The Manual...
- Author: Jimmy Cauty and Bill Drummond as The Timelords
- Publisher: KLF Publications
- Publication date: 1988
- Publication place: United Kingdom
- ISBN: 0-86359-616-9
- OCLC: 20097625

= The Manual =

1988 nonfiction book by Jimmy Cauty and Bill Drummond

The Manual (How to Have a Number One the Easy Way) is a 1988 book by "The Timelords" (Jimmy Cauty and Bill Drummond), better known as The KLF. It is a tongue-in-cheek step-by-step guide to achieving a No. 1 single with no money or musical skills, and a case study of the duo's UK novelty pop No. 1 "Doctorin' the Tardis".

==How to have a number one==
The advice dispensed by The Manual includes: "Firstly, you must be skint and on the dole. Anybody with a proper job or tied up with full time education will not have the time to devote to see it through... Being on the dole gives you a clearer perspective on how much of society is run... having no money sharpens the wits. Forces you never to make the wrong decision. There is no safety net to catch you when you fall." and "If you are already a musician stop playing your instrument. Even better, sell the junk." The book also foretells its own imminent irrelevance, The Timelords admitting that they are writing "a book that will be completely redundant within twelve months. An obsolete artefact. Its only use being a bit of a social history that records the aspirations of a certain strata in British society in the late eighties..."

The book was prophetic about recording technology: "It's obvious that in a very short space of time the Japanese will have delivered the technology and then brought the price of it down so that you can do the whole thing at home. Then you will be able to sod off all that crap about going into studios."

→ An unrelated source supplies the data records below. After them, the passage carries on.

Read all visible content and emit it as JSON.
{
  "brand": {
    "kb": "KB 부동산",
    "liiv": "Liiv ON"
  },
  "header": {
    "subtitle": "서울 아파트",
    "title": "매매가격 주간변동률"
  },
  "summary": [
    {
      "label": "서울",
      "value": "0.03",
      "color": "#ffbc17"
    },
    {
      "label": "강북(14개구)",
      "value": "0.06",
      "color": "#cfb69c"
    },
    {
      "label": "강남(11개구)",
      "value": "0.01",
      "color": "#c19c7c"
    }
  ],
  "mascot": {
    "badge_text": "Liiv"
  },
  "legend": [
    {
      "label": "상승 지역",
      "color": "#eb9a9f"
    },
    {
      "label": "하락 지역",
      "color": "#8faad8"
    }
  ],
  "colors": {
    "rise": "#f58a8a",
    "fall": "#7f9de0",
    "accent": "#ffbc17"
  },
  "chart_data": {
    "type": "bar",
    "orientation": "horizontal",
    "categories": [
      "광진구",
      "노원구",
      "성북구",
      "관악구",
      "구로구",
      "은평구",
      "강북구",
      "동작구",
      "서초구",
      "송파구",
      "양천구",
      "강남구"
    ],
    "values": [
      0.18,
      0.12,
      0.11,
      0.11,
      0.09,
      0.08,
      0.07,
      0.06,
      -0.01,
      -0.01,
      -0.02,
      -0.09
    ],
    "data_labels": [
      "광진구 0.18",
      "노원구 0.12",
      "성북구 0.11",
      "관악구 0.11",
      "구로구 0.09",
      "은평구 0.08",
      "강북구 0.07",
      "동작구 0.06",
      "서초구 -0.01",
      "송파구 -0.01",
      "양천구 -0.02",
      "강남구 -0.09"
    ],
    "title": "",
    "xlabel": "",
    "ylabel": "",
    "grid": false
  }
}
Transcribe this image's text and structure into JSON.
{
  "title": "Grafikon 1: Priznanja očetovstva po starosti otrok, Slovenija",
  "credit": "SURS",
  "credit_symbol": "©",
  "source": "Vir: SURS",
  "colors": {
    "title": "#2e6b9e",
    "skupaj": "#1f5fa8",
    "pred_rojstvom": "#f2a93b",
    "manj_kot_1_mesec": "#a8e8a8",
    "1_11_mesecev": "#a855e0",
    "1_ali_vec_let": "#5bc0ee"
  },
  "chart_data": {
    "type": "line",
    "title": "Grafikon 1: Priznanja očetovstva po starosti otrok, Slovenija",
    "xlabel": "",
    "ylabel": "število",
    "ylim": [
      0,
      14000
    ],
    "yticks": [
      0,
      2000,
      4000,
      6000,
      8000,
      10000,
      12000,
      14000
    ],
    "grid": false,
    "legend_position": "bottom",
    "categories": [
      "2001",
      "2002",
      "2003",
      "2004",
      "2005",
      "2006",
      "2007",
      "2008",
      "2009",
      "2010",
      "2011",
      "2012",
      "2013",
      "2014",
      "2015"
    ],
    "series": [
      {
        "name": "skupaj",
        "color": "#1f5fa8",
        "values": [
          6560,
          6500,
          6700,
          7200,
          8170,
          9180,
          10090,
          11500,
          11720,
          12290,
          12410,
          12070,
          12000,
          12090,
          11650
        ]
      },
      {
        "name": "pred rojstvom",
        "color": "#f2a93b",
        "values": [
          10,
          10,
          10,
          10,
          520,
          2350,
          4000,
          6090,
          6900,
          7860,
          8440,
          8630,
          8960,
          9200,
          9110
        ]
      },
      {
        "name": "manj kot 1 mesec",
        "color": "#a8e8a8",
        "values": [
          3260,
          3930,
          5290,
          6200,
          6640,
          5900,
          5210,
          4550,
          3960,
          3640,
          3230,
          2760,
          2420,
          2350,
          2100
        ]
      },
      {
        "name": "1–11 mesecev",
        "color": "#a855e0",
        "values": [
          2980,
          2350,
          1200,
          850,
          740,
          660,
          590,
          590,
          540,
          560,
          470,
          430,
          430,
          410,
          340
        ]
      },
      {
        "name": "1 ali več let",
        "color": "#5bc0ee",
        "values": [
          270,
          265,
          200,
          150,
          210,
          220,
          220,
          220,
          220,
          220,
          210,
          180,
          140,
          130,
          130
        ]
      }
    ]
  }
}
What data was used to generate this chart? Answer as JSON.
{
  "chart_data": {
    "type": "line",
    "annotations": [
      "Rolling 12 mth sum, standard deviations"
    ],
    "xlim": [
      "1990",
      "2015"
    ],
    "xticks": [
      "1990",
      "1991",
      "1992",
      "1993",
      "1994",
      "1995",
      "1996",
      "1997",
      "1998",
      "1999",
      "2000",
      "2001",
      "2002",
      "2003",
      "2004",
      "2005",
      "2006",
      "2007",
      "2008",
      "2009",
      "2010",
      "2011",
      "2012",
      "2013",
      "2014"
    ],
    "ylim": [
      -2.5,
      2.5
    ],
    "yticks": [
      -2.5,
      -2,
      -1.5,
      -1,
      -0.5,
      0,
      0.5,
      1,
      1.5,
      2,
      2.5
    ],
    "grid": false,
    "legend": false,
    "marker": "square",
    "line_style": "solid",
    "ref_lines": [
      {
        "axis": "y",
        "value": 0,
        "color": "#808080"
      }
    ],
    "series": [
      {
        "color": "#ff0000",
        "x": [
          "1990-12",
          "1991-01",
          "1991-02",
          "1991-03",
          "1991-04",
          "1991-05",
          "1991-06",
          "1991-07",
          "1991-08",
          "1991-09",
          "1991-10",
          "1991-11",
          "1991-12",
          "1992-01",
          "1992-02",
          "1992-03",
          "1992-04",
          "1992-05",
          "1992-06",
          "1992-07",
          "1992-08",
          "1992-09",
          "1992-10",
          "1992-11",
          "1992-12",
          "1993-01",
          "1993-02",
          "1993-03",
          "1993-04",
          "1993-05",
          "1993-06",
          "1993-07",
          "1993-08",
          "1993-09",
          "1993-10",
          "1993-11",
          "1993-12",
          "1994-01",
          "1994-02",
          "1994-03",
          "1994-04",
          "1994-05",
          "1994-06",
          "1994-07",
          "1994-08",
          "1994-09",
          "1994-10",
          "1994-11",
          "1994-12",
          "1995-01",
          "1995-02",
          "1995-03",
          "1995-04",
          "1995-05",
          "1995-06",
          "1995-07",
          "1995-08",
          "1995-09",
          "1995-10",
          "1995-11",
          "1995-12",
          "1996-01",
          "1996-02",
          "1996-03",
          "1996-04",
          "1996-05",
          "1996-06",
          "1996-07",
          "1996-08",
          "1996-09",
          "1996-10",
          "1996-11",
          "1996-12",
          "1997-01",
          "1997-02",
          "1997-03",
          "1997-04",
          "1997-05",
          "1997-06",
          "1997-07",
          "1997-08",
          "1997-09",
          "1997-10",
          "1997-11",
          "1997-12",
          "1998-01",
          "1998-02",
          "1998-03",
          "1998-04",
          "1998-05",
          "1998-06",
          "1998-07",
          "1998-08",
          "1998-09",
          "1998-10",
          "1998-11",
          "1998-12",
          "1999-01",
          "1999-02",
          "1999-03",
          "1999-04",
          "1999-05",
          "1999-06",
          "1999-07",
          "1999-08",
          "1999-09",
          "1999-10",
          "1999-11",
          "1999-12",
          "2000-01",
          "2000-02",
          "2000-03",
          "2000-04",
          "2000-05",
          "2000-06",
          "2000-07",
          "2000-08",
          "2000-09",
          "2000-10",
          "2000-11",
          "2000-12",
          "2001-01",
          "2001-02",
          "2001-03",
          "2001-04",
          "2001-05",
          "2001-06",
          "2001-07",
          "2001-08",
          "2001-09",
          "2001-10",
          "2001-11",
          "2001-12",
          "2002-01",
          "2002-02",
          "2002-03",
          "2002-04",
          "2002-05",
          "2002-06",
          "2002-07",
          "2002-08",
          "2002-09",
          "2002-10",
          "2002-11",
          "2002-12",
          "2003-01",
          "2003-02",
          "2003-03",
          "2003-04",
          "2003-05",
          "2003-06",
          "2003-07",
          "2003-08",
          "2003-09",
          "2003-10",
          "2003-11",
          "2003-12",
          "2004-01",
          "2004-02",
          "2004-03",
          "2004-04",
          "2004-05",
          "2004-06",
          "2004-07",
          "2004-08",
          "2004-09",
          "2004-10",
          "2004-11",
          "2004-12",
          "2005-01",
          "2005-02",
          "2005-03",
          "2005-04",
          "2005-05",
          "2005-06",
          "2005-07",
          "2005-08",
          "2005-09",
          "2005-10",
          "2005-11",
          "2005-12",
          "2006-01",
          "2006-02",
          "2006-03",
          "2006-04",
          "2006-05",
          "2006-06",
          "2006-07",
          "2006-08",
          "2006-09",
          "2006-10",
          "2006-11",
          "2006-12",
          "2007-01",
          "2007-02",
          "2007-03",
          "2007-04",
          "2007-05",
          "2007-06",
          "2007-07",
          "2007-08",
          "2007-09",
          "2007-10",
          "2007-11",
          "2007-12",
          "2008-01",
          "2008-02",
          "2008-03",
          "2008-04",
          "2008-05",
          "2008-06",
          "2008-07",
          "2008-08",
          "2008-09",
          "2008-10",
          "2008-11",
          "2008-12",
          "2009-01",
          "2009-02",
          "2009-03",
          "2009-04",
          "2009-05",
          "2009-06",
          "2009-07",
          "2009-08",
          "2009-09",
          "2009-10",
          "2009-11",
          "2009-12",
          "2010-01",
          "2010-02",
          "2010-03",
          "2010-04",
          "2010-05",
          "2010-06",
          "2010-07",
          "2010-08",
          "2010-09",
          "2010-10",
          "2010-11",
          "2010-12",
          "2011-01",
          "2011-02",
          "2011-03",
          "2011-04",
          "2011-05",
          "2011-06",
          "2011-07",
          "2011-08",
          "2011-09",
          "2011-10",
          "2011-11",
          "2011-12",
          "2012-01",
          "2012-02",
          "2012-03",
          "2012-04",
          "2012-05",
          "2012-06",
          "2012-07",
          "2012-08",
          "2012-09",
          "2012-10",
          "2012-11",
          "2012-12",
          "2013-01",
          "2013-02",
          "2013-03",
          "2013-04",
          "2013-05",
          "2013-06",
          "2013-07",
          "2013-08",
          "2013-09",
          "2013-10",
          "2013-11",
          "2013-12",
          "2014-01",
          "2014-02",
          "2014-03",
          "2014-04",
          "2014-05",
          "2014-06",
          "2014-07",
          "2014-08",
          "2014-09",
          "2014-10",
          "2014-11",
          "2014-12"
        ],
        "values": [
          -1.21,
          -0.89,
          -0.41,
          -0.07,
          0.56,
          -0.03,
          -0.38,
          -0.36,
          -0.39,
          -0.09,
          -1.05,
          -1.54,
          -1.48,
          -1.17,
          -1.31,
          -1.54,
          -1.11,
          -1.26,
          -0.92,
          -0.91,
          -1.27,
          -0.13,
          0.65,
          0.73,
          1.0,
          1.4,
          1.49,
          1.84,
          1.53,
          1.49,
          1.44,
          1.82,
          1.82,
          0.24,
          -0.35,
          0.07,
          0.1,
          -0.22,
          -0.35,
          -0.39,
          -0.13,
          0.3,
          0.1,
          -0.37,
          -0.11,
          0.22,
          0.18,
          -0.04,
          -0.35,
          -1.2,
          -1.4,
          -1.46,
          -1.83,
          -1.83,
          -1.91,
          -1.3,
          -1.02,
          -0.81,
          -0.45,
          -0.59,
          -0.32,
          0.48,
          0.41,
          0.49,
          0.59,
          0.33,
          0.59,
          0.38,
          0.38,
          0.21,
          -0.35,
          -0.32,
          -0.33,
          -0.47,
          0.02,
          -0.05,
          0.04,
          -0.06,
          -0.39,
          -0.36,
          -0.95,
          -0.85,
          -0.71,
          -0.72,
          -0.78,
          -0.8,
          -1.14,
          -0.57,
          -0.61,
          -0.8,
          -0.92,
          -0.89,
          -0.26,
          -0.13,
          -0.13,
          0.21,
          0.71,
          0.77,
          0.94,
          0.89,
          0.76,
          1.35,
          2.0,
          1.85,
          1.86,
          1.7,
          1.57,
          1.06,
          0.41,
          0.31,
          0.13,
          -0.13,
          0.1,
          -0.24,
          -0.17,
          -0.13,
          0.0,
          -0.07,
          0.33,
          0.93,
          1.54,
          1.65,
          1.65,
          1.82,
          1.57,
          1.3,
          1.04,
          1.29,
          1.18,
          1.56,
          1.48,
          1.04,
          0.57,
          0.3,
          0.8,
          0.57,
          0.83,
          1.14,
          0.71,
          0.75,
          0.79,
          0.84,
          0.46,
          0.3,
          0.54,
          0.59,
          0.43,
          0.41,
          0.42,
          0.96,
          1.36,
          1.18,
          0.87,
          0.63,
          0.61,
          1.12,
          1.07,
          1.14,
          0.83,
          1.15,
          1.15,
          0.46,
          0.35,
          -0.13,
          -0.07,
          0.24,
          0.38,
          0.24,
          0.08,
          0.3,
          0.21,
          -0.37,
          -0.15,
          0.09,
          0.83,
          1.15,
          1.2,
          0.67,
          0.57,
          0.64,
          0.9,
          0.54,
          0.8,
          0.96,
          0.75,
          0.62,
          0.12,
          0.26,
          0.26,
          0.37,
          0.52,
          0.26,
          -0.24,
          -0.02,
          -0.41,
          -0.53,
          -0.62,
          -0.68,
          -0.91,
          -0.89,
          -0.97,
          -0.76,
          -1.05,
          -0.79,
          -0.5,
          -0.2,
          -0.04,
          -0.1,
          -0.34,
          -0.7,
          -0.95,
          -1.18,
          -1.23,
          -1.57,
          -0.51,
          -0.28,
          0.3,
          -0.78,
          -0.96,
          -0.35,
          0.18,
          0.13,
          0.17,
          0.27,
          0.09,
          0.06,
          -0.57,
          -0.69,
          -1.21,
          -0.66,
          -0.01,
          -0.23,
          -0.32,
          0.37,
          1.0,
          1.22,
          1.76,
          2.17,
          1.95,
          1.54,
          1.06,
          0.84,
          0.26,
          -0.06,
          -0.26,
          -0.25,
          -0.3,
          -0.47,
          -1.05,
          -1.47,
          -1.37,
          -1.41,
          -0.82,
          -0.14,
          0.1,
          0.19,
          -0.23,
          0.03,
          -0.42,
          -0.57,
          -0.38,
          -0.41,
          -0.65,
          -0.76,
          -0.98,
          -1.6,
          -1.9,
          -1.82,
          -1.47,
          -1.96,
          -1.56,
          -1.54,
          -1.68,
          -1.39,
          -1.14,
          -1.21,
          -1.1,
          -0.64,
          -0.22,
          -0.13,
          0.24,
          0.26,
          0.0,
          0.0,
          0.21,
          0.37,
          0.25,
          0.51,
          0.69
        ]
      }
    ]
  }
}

Bill Drummond explained his motivations in an interview: "It was an excuse to say a lot of things I wanted to say about how the industry worked. It was an excuse to go out and say to people all they can say to themselves: If you want to do something, go and do it! Don't wait to be asked, don't wait for a record company to come and want to sign you or a management company. Just go and do it. Also, it was saying: If you wanna have number one...you can have it. It won't make you rich, it won't make you happy, but you can have it."

==Influence and reach==
The English-language version of The Manual has had at least 3 print runs, being reissued in 1989 and, with a new foreword by Drummond, in 1998. The book has also been translated into German, and was released as an audiobook (read by Bela B., drummer of the punk band Die Ärzte) in Germany in 2003, with Drummond voicing the foreword, a motivational piece about reaching out for one's dreams today as ‘tomorrow is always too late’. In 2010, the book was published in Czech.

The Austrian dance music band Edelweiss took the book as a primary influence: they read the book, borrowed ABBA's "SOS", and sold five million copies worldwide with "Bring Me Edelweiss". It also proved to be an influence on 2000s British girl group The Pipettes who formed after reading the book in order to explore "the idea of being a pop machine."

Jamie Reynolds of Klaxons admitted in an interview to reading The Manual and stated that he "took direct instructions from it.... Get yourself a studio, get a groove going, sing some absolute nonsense over the top, put a breakbeat behind it, and you're away! That's what I did! That's genuinely it. I read that, I noted down the golden rules of pop, and applied that to what we're doing and made sure that that always applies to everything we do. That way, we always come out with a sort of catchy hit number."

==Editions==
- ISBN 0-86359-616-9 (1988)
- ISBN 1-872013-00-7 (1989)
- ISBN 1-899858-65-2 (1998)
- ISBN 3-931126-22-6 (German version, 1998)
- ISBN 978-80-254-6529-5 (Czech version, 2010)
- ISBN 979-81-935-0125-1 (The Graphic Novel, 2026)

- Downloadable version on the Internet Archive

An audiobook in German language was released in 2003.